Avrupa her kesi bozdu onun için kalmadım oralarda  tüm olanaklara karşın

mirim  : ne kadar çok şey var anlatacak değilmi

bak yeri gelince hatırlanıncça anlatılırmış meğer. ama ben sana hep bölük pörçük anlatıyorum. 

mirim  : Yaza doğru olabilir. temmuz gibi

ama ben soracağım soru tamam mı  

mirim  : zaten öyle yapıyoruz. şu ana kadar anlattıklarımı toparlarsan başlangıçtaki sözümü hatırlayacaksın bunları kaç kişi yaşadı diyeceksin. adana ceza evi tüneli bir gün yazışmak ister. öyle detaylar varki, bak benim bir kleyşinkofum vardı ceza evinde, nerede saklardık dersin anlatırsam inanmasın

mirim  : aynen öyle, bilenenlerden aynı koğuşta  Halit çenet vardı, tüm adanalı tutuklu devrimciler her örgütten adamlar vardı. örgüt sorumluları bunu bilirdi.
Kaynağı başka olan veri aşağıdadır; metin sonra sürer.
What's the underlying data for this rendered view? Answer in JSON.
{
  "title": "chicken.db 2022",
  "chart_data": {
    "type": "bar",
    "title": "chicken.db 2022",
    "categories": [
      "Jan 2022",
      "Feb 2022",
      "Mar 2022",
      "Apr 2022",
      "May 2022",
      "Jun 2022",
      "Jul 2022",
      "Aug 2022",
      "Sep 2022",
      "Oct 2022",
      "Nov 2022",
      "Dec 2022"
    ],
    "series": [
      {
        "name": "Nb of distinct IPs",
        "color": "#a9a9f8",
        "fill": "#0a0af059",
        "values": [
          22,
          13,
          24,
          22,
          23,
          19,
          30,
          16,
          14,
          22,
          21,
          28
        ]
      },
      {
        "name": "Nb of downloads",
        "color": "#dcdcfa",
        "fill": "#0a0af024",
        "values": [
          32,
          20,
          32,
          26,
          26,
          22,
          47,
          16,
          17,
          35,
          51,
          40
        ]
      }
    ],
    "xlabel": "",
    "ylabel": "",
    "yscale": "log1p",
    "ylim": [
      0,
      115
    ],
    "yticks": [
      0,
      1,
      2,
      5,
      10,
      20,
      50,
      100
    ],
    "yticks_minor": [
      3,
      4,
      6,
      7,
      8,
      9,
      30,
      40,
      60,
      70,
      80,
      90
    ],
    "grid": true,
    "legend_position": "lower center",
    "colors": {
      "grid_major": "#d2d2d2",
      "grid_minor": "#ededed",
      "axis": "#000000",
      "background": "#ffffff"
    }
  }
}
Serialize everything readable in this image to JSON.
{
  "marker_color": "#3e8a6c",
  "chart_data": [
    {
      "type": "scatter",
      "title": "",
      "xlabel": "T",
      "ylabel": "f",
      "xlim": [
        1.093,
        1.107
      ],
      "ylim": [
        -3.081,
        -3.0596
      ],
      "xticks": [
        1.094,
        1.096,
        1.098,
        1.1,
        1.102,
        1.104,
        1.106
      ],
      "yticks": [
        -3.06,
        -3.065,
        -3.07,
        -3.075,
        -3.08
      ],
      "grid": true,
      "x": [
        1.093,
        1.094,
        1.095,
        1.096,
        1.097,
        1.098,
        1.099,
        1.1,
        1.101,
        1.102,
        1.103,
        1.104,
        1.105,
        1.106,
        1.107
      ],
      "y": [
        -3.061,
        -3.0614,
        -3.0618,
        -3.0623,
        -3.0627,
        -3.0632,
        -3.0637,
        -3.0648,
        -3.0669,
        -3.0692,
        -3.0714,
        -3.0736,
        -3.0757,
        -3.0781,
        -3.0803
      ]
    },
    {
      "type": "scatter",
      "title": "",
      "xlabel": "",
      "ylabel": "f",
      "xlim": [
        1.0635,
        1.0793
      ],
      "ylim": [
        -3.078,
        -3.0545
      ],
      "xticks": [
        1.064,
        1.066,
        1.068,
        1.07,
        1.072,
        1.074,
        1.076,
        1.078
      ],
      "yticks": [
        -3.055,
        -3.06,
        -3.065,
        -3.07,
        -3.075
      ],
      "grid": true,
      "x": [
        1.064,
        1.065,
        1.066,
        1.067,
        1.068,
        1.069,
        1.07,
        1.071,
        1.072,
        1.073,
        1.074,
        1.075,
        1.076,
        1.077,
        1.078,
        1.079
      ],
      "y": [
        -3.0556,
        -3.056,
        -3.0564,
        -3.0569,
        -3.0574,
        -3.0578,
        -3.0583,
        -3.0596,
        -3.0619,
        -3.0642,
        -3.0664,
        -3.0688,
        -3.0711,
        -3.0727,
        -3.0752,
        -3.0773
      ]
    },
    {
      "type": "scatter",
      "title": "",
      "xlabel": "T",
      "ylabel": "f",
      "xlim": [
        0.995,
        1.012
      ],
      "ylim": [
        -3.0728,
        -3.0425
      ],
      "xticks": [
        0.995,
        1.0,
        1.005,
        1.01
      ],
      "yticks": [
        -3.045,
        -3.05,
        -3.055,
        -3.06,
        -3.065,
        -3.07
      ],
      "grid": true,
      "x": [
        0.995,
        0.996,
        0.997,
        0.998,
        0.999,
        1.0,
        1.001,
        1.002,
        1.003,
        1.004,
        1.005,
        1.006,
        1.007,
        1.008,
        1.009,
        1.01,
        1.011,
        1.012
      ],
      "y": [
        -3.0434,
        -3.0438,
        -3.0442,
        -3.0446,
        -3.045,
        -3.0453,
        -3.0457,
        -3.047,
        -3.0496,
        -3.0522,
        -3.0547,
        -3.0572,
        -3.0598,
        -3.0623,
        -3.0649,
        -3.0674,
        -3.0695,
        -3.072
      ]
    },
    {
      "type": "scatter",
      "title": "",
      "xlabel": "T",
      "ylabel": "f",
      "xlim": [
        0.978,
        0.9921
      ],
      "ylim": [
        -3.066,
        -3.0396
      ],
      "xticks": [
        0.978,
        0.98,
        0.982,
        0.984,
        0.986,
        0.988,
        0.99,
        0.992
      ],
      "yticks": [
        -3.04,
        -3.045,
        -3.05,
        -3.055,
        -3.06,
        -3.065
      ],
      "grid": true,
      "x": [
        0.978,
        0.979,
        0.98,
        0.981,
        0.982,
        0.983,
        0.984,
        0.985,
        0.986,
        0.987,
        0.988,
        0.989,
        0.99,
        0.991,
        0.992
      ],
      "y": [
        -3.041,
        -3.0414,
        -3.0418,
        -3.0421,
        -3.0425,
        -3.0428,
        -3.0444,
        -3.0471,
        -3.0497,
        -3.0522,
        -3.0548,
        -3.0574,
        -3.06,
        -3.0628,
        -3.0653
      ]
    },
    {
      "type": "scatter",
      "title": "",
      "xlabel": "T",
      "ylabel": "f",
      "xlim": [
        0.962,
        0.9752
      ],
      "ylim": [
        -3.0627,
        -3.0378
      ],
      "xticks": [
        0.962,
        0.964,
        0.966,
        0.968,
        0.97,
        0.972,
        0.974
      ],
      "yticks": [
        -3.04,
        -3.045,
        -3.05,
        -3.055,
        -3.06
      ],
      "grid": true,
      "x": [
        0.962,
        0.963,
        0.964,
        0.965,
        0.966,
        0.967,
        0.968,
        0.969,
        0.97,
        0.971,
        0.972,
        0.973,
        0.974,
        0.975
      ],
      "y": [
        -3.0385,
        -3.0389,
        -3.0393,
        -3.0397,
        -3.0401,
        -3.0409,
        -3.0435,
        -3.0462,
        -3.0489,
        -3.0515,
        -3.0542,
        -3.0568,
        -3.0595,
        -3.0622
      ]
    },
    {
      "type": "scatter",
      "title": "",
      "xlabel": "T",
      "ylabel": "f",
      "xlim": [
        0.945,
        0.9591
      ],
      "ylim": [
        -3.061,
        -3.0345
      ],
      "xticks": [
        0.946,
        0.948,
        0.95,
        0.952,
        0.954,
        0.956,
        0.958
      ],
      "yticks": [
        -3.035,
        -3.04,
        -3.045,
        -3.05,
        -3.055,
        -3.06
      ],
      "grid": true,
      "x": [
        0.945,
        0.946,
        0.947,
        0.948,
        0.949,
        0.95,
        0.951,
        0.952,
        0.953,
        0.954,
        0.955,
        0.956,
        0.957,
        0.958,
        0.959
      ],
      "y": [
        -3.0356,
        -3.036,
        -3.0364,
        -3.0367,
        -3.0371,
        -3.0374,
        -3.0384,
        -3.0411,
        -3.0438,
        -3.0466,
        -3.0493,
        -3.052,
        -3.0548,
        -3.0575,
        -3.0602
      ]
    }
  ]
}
 evet ceza evinde el bombaları, 14 lüler. yahu sen ne diyorsun gardiyenların yarısı örgütümüzün üyesiydi. karar aldık tünel isyanı sonrası sıkıyonetim 6. bölge komutanı aileleri tatmin için görüş vcerince  gardiyan yoldaşlara emir verdim, kapıları açın ve öyle 30 kişi firar etti hepsi de idamlık adamlardı her örgütten seçme yapıldı

halit çenet denizlerin arkadaşı  

osmaniyelidir , bir generale bomba atarken elinde patlardı iki kolu ve  bir ayagğı kesildi, yılmalar sonra döndü bir daha zindana atıldı. dostumdur. hanımı parise yanıma geldi uzun süre yanamda kaldı

kleyşinkof, tuvelet taşının uzun uğraşlar sonrası kaplıp gibi kesilerek çıkartılması ardından yapılan inca kazıyla , altı bir küçük depoya dönüştürüldü. silah giren yere çimento da girerdi. onarıldı ve lazım olacağı an kaldırılmak üzere yeniden yerleştirildi

isyanda jandarmaya karşıl verirken onlarda dehşete düştü. ama öyle bir zülüm yapıldıki ilk iki gün aileler olmasa oradan onlarca ölü çıkardı.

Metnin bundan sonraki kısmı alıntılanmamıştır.